世界に咲く花

ジョール+ジン×シトリン

それが彼女の日常

文:ハルヒナノ。様


「・・・だからね、今回は出て欲しいんだ」
「絶対!やだ!」

シトリンの声が、次第に大きくなる。

(そろそろ、テーブルの上を片付けたほうがいいかしら)

部屋の片隅でじっと二人の会話を聞いていたジョールは、速やかにワゴンをテーブルの脇に付け、テーブルの上に乗っている朝食を片付け始める。

「シトリン!やだで済む問題じゃないでしょ?国の一大事だよ」
「なななにが一大事だ〜。単に綺麗なドレスを着てじっとするお人形ごっこだろ!」

(・・・・急がないと、そろそろ女王さまの忍耐力が・・・)

徐々に声の大きくなるシトリンに、ジョールは少し焦りだす。が、それでも優雅に丁寧に食器をワゴンに載せていく。

「だって!世界一なんだよ〜。世界で一番美しい女王に選ばれたんだもん!絶対授賞式には新作のドレスを沢山着て行かなきゃ!」

(あ、くる!)

「ジンのばかああああ!!!」

大声と共にシトリンは空になったテーブルをひっくり返し、猫化。

「ふにゃー!!!」

と、ジンに威嚇の泣き声をあげ、ワゴンと共にぎりぎりのところで、部屋の隅に逃れていたジョールの脇を走り去った。

「あ!シトリン〜!」

ジンの大声が虚しく部屋に響き渡る。

(・・・・間に合った。お皿割れなくてよかった)

「・・・あああ。行っちゃった」

ジンがテーブルの倒れたそばにポツンと取り残された椅子に座り直す。
ジョールは静かにテーブルを元に戻し、シトリンの抜け殻の服を手に持った。

「ねえ。ジョール〜。なんだってシトリンはあんなにドレスを着るの嫌なんだろう?」

独り言のようにジンがつぶやく。

(そりゃ、ドレスを着る機会があるごとに、くたくたになるまで、ジンさまに試着させられたら、誰だって嫌がると思うんですが・・・)

心の中でそう呟きながら、ジョールはジンに答える。

「大丈夫ですわ。・・・授賞式にお出でになる方法がありますわ」
「え!ほんと!どうしたらいい?」

ジンの顔がみるみる明るくなる。

「はい。では、ドレスはジン様がお選びになってください。・・・・・一枚だけ」

ジョールは一枚に力をこめ、眼鏡の縁を指先で整えながら言った。

「ええええ!?一枚だけ〜」

ぶつぶつと、

「最低でも3回はドレスを代えたほうが・・・」

などと言っているジンに向かい、きっぱりと答える。

「はい。一枚です」
「ジンさま。きっと女王様は・・・ジン様がお選びになった一枚のドレスだったら、喜んで着てくださり、授賞式にも渋々ではありますが、出られると思います」

きっぱり、言い切るジョールを見て、ジンは確信する。

「わかった!一枚だけだね。・・・それでいいんだね」
「はい」

大きく頷くジョールが頼もしく見える。

「早速、選んでくるよ!」

そう言ってジンは足早に、ドレスルームと化した一室に足を向ける。

「あ、ジョールありがとう!」

部屋を出る寸前、ジンはニッコリ笑ってジョールにお礼を言った。

「・・・どういたしまして」

ジョールは丁寧に頭を下げ、出て行った女王猫を探すべく頭を働かせる。
猫がいる可能性の高い場所をいくつか頭の中にピックアップさせ、洋服を持ち直し部屋から出て行く。

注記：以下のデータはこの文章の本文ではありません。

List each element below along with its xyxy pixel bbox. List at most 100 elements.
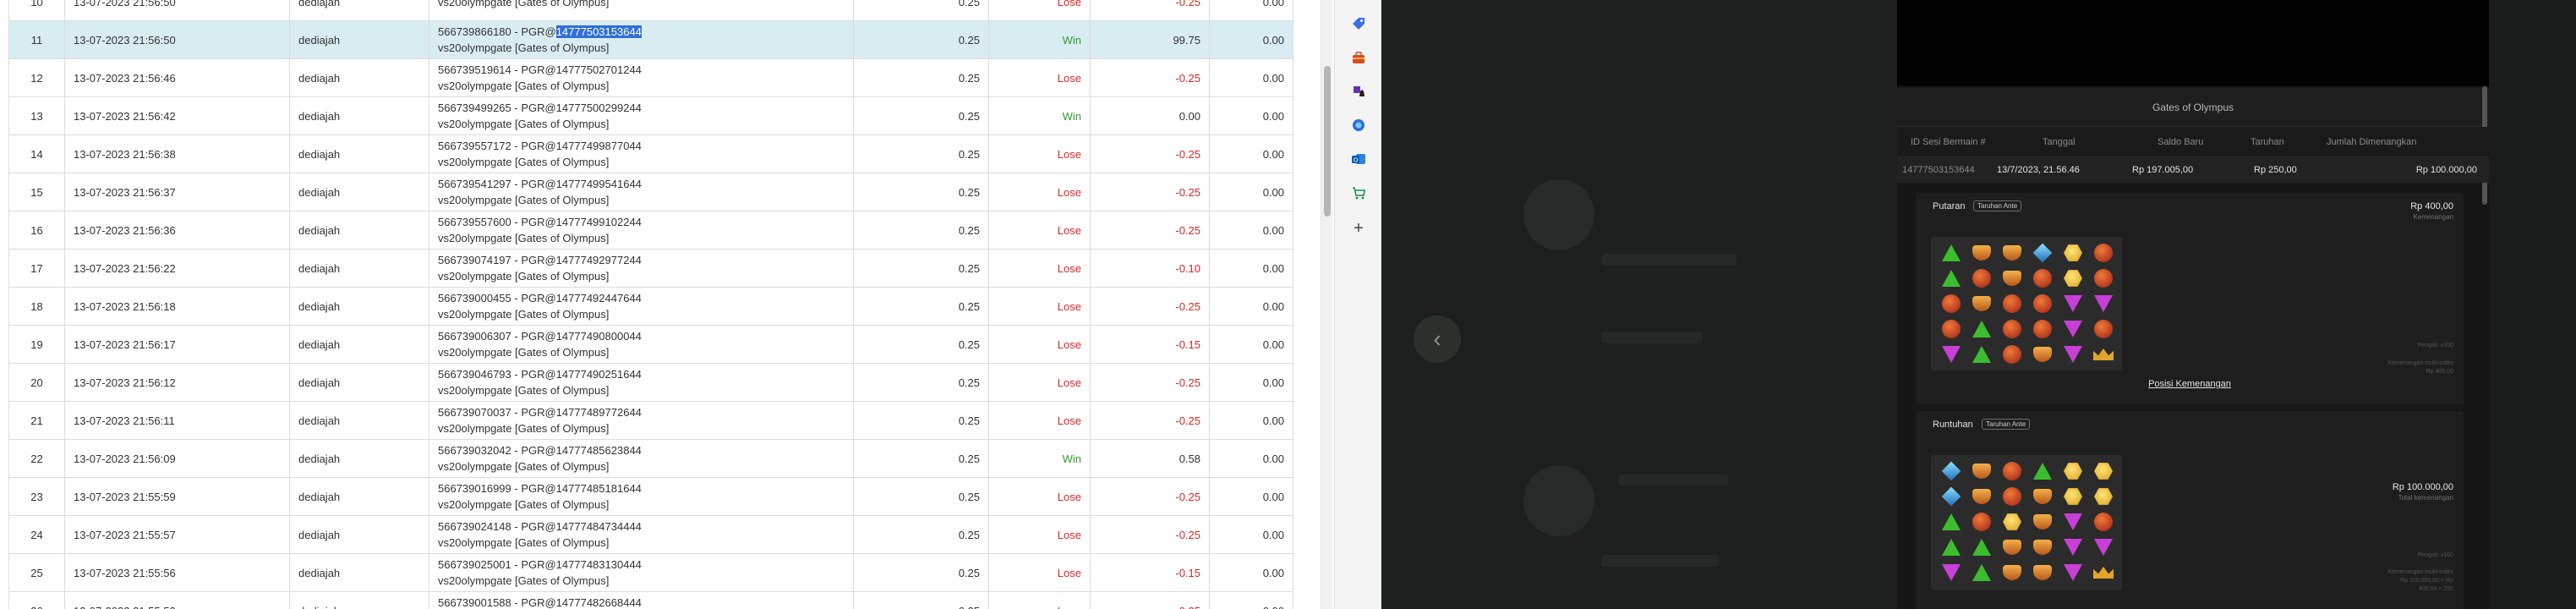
chess-icon[interactable] xyxy=(1348,81,1369,102)
row-bet: 0.25 xyxy=(853,173,989,211)
hex-gem-icon xyxy=(2064,488,2082,505)
symbol-cell xyxy=(2088,291,2119,316)
row-bet: 0.25 xyxy=(853,553,989,592)
history-row[interactable]: 14777503153644 13/7/2023, 21.56.46 Rp 19… xyxy=(1897,157,2489,183)
hex-gem-icon xyxy=(2094,488,2113,505)
row-time: 13-07-2023 21:56:12 xyxy=(64,363,290,402)
spin-section: Putaran Taruhan Ante Rp 400,00 Kemenanga… xyxy=(1916,193,2464,404)
table-row[interactable]: 20 13-07-2023 21:56:12 dediajah 56673904679… xyxy=(8,363,1293,402)
round-id[interactable]: 566739046793 - PGR@14777490251644 xyxy=(438,366,845,382)
round-id[interactable]: 566739557172 - PGR@14777499877044 xyxy=(438,138,845,154)
crown-gem-icon xyxy=(2093,348,2114,360)
symbol-cell xyxy=(2088,509,2119,535)
circle-gem-icon xyxy=(2003,320,2021,338)
symbol-cell xyxy=(2088,560,2119,585)
table-row[interactable]: 14 13-07-2023 21:56:38 dediajah 56673955717… xyxy=(8,134,1293,173)
round-id-selection[interactable]: 14777503153644 xyxy=(555,25,642,38)
round-id[interactable]: 566739000455 - PGR@14777492447644 xyxy=(438,290,845,306)
row-win-loss: -0.25 xyxy=(1090,0,1210,21)
table-row[interactable]: 2613-07-2023 21:55:52dediajah56673900158… xyxy=(8,591,1293,609)
row-username: dediajah xyxy=(289,287,429,326)
row-round-info: vs20olympgate [Gates of Olympus] xyxy=(429,0,854,21)
table-row[interactable]: 22 13-07-2023 21:56:09 dediajah 56673903204… xyxy=(8,439,1293,478)
table-scrollbar-thumb[interactable] xyxy=(1324,66,1331,217)
row-round-info: 566739006307 - PGR@14777490800044 vs20oly… xyxy=(429,325,854,364)
tri-down-gem-icon xyxy=(2064,346,2082,363)
winning-positions-link[interactable]: Posisi Kemenangan xyxy=(1916,379,2464,389)
round-id[interactable]: 566739499265 - PGR@14777500299244 xyxy=(438,100,845,116)
symbol-cell xyxy=(1966,560,1997,585)
game-name: vs20olympgate [Gates of Olympus] xyxy=(438,498,610,511)
outlook-icon[interactable]: O xyxy=(1348,149,1369,169)
row-round-info: 566739541297 - PGR@14777499541644 vs20oly… xyxy=(429,173,854,211)
round-id[interactable]: 566739024148 - PGR@14777484734444 xyxy=(438,518,845,535)
game-name: vs20olympgate [Gates of Olympus] xyxy=(438,194,610,206)
round-id[interactable]: 566739032042 - PGR@14777485623844 xyxy=(438,442,845,458)
symbol-cell xyxy=(1997,291,2027,316)
game-name: vs20olympgate [Gates of Olympus] xyxy=(438,0,610,8)
background-bar xyxy=(1601,254,1736,266)
tri-gem-icon xyxy=(1942,270,1961,287)
table-row[interactable]: 24 13-07-2023 21:55:57 dediajah 56673902414… xyxy=(8,515,1293,554)
tri-gem-icon xyxy=(1942,244,1961,261)
round-id[interactable]: 566739074197 - PGR@14777492977244 xyxy=(438,252,845,268)
row-number: 11 xyxy=(8,20,65,59)
row-username: dediajah xyxy=(289,439,429,478)
round-id[interactable]: 566739541297 - PGR@14777499541644 xyxy=(438,176,845,192)
shopping-cart-icon[interactable] xyxy=(1348,183,1369,203)
game-right-panel xyxy=(2489,0,2576,609)
spin-win-note: Kemenangan multi-index xyxy=(2387,360,2453,366)
table-row[interactable]: 15 13-07-2023 21:56:37 dediajah 56673954129… xyxy=(8,173,1293,211)
tri-down-gem-icon xyxy=(2064,564,2082,581)
symbol-cell xyxy=(1997,484,2027,509)
toolbox-icon[interactable] xyxy=(1348,47,1369,68)
row-balance: 0.00 xyxy=(1209,211,1293,250)
round-id-text: 566739557172 - PGR@14777499877044 xyxy=(438,140,642,152)
round-id[interactable]: 566739557600 - PGR@14777499102244 xyxy=(438,214,845,230)
header-date: Tanggal xyxy=(2043,137,2076,147)
table-row[interactable]: 17 13-07-2023 21:56:22 dediajah 56673907419… xyxy=(8,249,1293,288)
row-time: 13-07-2023 21:55:52 xyxy=(64,591,290,609)
row-win-loss: -0.15 xyxy=(1090,553,1210,592)
hex-gem-icon xyxy=(2064,463,2082,480)
round-id[interactable]: 566739866180 - PGR@14777503153644 xyxy=(438,24,845,40)
table-row[interactable]: 18 13-07-2023 21:56:18 dediajah 56673900045… xyxy=(8,287,1293,326)
table-row[interactable]: 10 13-07-2023 21:56:50 dediajah vs20olympga… xyxy=(8,0,1293,21)
row-win-loss: -0.25 xyxy=(1090,173,1210,211)
row-result: Lose xyxy=(988,401,1091,440)
row-balance: 0.00 xyxy=(1209,134,1293,173)
symbol-cell xyxy=(1997,342,2027,367)
header-bet: Taruhan xyxy=(2251,137,2284,147)
round-id[interactable]: 566739016999 - PGR@14777485181644 xyxy=(438,480,845,497)
plus-icon[interactable]: + xyxy=(1348,218,1369,239)
table-row[interactable]: 12 13-07-2023 21:56:46 dediajah 56673951961… xyxy=(8,58,1293,97)
copilot-icon[interactable] xyxy=(1348,115,1369,135)
row-result: Lose xyxy=(988,249,1091,288)
table-row[interactable]: 23 13-07-2023 21:55:59 dediajah 56673901699… xyxy=(8,477,1293,516)
round-id[interactable]: 566739006307 - PGR@14777490800044 xyxy=(438,328,845,344)
round-id-text: 566739025001 - PGR@14777483130444 xyxy=(438,558,642,571)
round-id-text: 566739001588 - PGR@14777482668444 xyxy=(438,596,642,609)
back-arrow-button[interactable]: ‹ xyxy=(1414,315,1461,363)
round-id[interactable]: 566739070037 - PGR@14777489772644 xyxy=(438,404,845,420)
table-row[interactable]: 21 13-07-2023 21:56:11 dediajah 56673907003… xyxy=(8,401,1293,440)
row-result: Lose xyxy=(988,173,1091,211)
table-row[interactable]: 19 13-07-2023 21:56:17 dediajah 56673900630… xyxy=(8,325,1293,364)
row-time: 13-07-2023 21:56:22 xyxy=(64,249,290,288)
table-row[interactable]: 25 13-07-2023 21:55:56 dediajah 56673902500… xyxy=(8,553,1293,592)
round-id[interactable]: 566739001588 - PGR@14777482668444 xyxy=(438,595,845,609)
tri-gem-icon xyxy=(1972,539,1991,556)
tumble-ante-tag: Taruhan Ante xyxy=(1982,419,2031,430)
round-id[interactable]: 566739025001 - PGR@14777483130444 xyxy=(438,557,845,573)
table-scrollbar[interactable] xyxy=(1321,0,1332,609)
tag-icon[interactable] xyxy=(1348,14,1369,34)
table-row[interactable]: 16 13-07-2023 21:56:36 dediajah 56673955760… xyxy=(8,211,1293,250)
symbol-cell xyxy=(2088,240,2119,266)
round-id[interactable]: 566739519614 - PGR@14777502701244 xyxy=(438,62,845,78)
row-username: dediajah xyxy=(289,173,429,211)
table-row[interactable]: 11 13-07-2023 21:56:50 dediajah 56673986618… xyxy=(8,20,1293,59)
row-win-loss: -0.25 xyxy=(1090,477,1210,516)
symbol-cell xyxy=(2058,484,2088,509)
tumble-total-label: Total kemenangan xyxy=(2398,494,2453,502)
table-row[interactable]: 13 13-07-2023 21:56:42 dediajah 56673949926… xyxy=(8,96,1293,135)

(・・・・なんだかんだといいながら、結局女王様はジン様の言われることは、お聞きになるのよね)

ポーカーフェイスだったジョールの顔が、優しく緩む。

(それにしても・・・・・・・なんで、女王様は猫になれるのかしら?それとも、猫が女王様なの?いつ見ても不思議だわ)

毎度、不可思議に思う女王様の猫化に疑問をもちながら、お城の窓から覗く青い空を眺める。
モルダバイトは今日も平和で美しい。

(ああ。今日も良いお天気ね〜)

毎日行われる、女王とジン様のささいな諍い。
きっと、お昼には又、仲良く食事をなさって、ジンさまが

「シトリン!綺麗だよ!」

って言われるだろう。そして、女王様は

「・・・お前そればっかり」

少しだけ頬をピンクに染め照れながら、返事をする。それが決まり事のように・・・・。
ジョールはのんびりと、ぶつぶつ文句を言いながら、自分を待っているだろう猫の居る場所を目指した。・・・・それが彼女の日常である。